Below is a histogram of word frequencies for all words in the sample that shows this pile-up.
summary(word_freq$freq)
## Min. 1st Qu. Median Mean 3rd Qu. Max.
## 1.00 1.00 1.00 41.82 5.00 239600.00
describe(word_freq$freq)
## vars n mean sd median trimmed mad min max range skew
## X1 1 120299 41.82 1174.49 1 3.39 0 1 239607 239606 118.94
## kurtosis se
## X1 18876.18 3.39
g <- ggplot(word_freq, aes(pct))
g <- g + geom_histogram(bins=20, fill="blue", na.rm=TRUE)
g <- g + xlim(NA,0.0009)
g
Interestingly, this “piled-up” distribution of words in a corpus of text is common and is predicted by Zipf’s Law. This law says that the frequency of any word in a corpus of words is inversely proportional to its rank. So, the most frequent word occurs about twice as often as the next most frequent word, three times as often as the third most frequent word, and so forth. A plot of term frequncy vs rank in our sample demonstrates this.
g <- ggplot(word_freq, aes(x=rank, y=pct))
g <- g + geom_line(size = 1.5, color="darkseagreen")
g <- g + scale_x_log10() + scale_y_log10()

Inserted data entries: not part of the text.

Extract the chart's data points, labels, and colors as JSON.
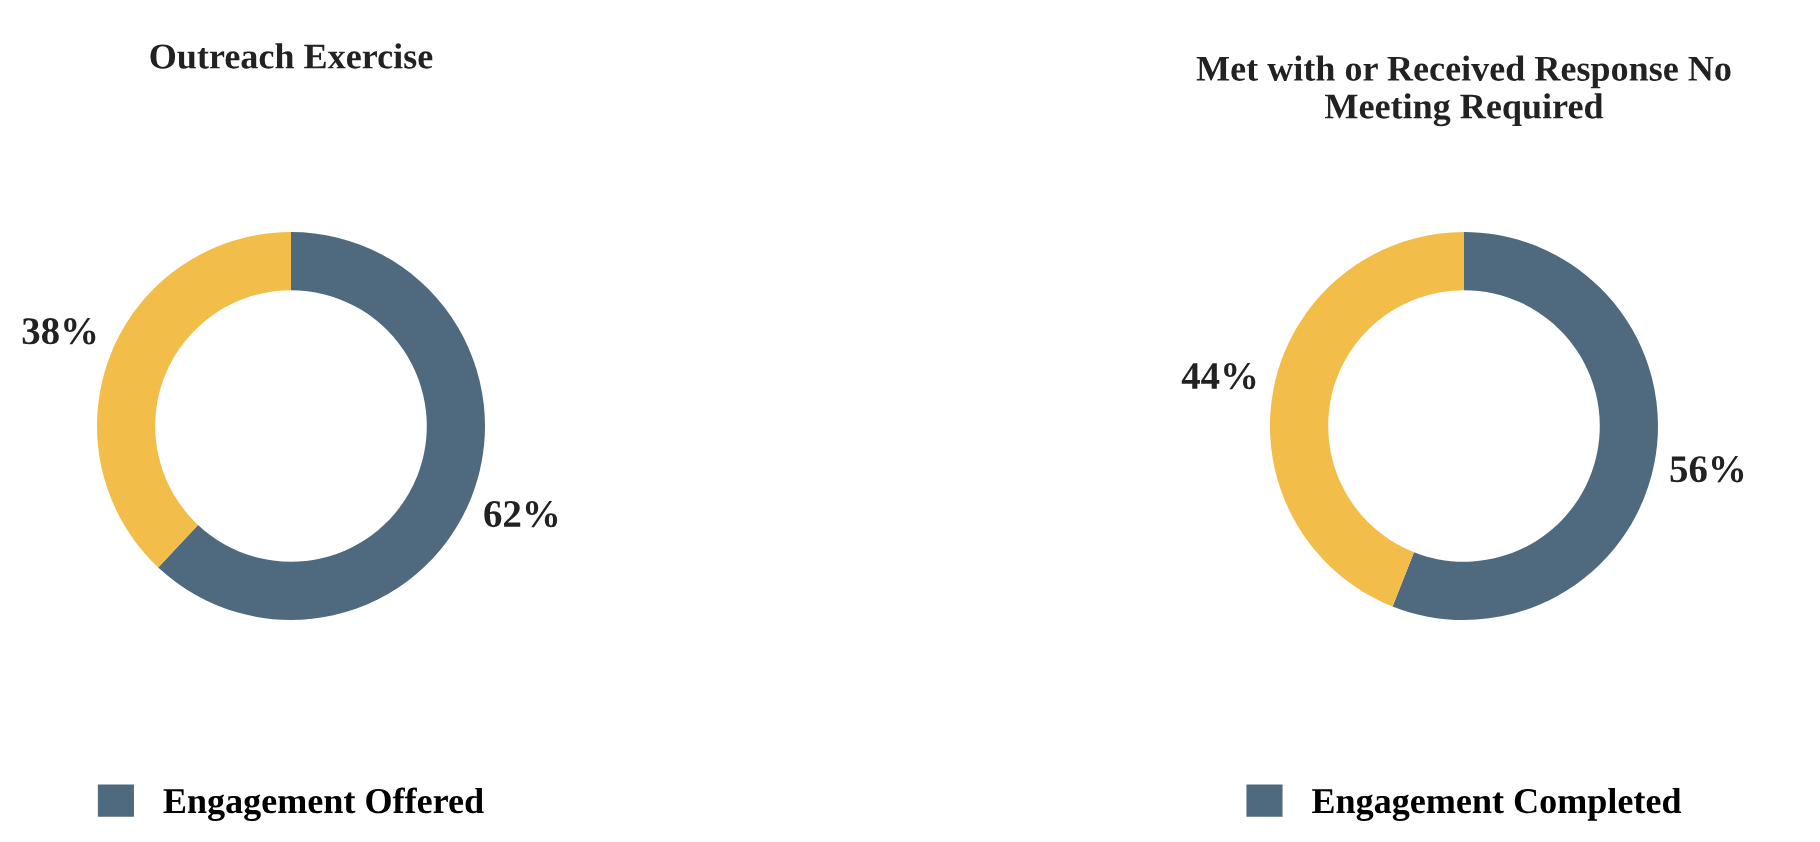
{
  "chart_data": [
    {
      "type": "donut",
      "title": "Outreach Exercise",
      "categories": [
        "Engagement Offered",
        null
      ],
      "values": [
        62,
        38
      ],
      "colors": [
        "#4f6a7e",
        "#f2bd48"
      ],
      "value_labels": [
        "62%",
        "38%"
      ],
      "legend": "bottom"
    },
    {
      "type": "donut",
      "title": "Met with or Received Response No\nMeeting Required",
      "categories": [
        "Engagement Completed",
        null
      ],
      "values": [
        56,
        44
      ],
      "colors": [
        "#4f6a7e",
        "#f2bd48"
      ],
      "value_labels": [
        "56%",
        "44%"
      ],
      "legend": "bottom"
    }
  ]
}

g <- g + xlab("log10 Rank") + ylab("log10 Word Frequency")
g
As I move forward, I will complete a similar analysis for n-grams in the data set to see if they follow a similar pattern. As above, the unnest_tokens function in tidytext has this capability, so the analysis is similar to the above and omitted for brevity.

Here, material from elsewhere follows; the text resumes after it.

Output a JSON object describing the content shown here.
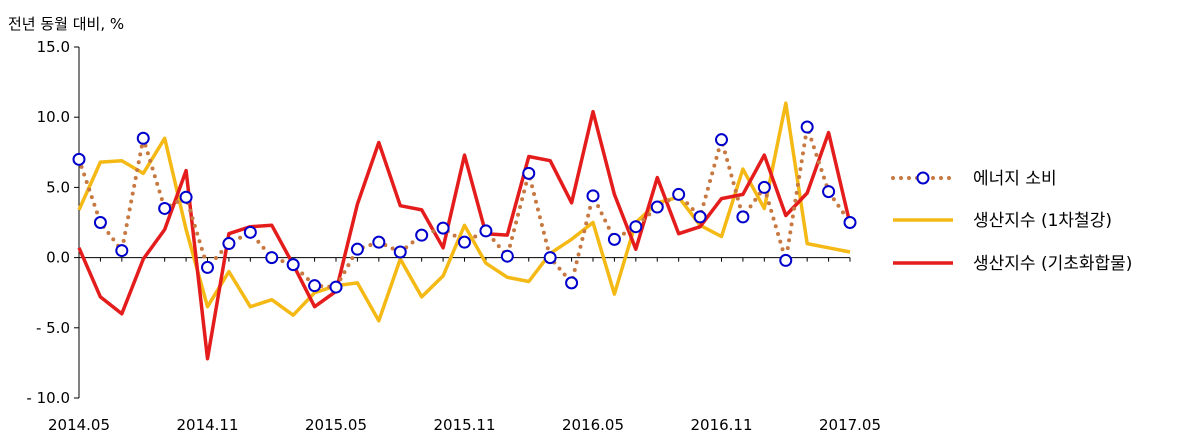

My plan for moving forward is to determine the smallest set of words and n-grams needed to cover a given percentage of the language by calculating a cumulative distribution function for word and n-gram frequency. This will allow me to remove many low-frequency words from the data and focus on specific words and phrases that occur most frequently. Then, I want an efficient way to calculate the probabity a number of possible next words, across the remaining set of common words.
There are several models that can be used to effectively model the data. There has been a suggestion that Markhov chains may provide an efficient way to store and use the data, and this is my default plan, however, I want to do some additional reading to see what new techniques may be available
As a creative direction, I want the product to be intuitive and easy to use, responsive to input from the user, and interesting. I would like to keep some statistics as it gets used to try and improve the model for a specific user.
I will use Slidify to complete the data product.
I have a few ideas for a product pitch, these remain in development, for now.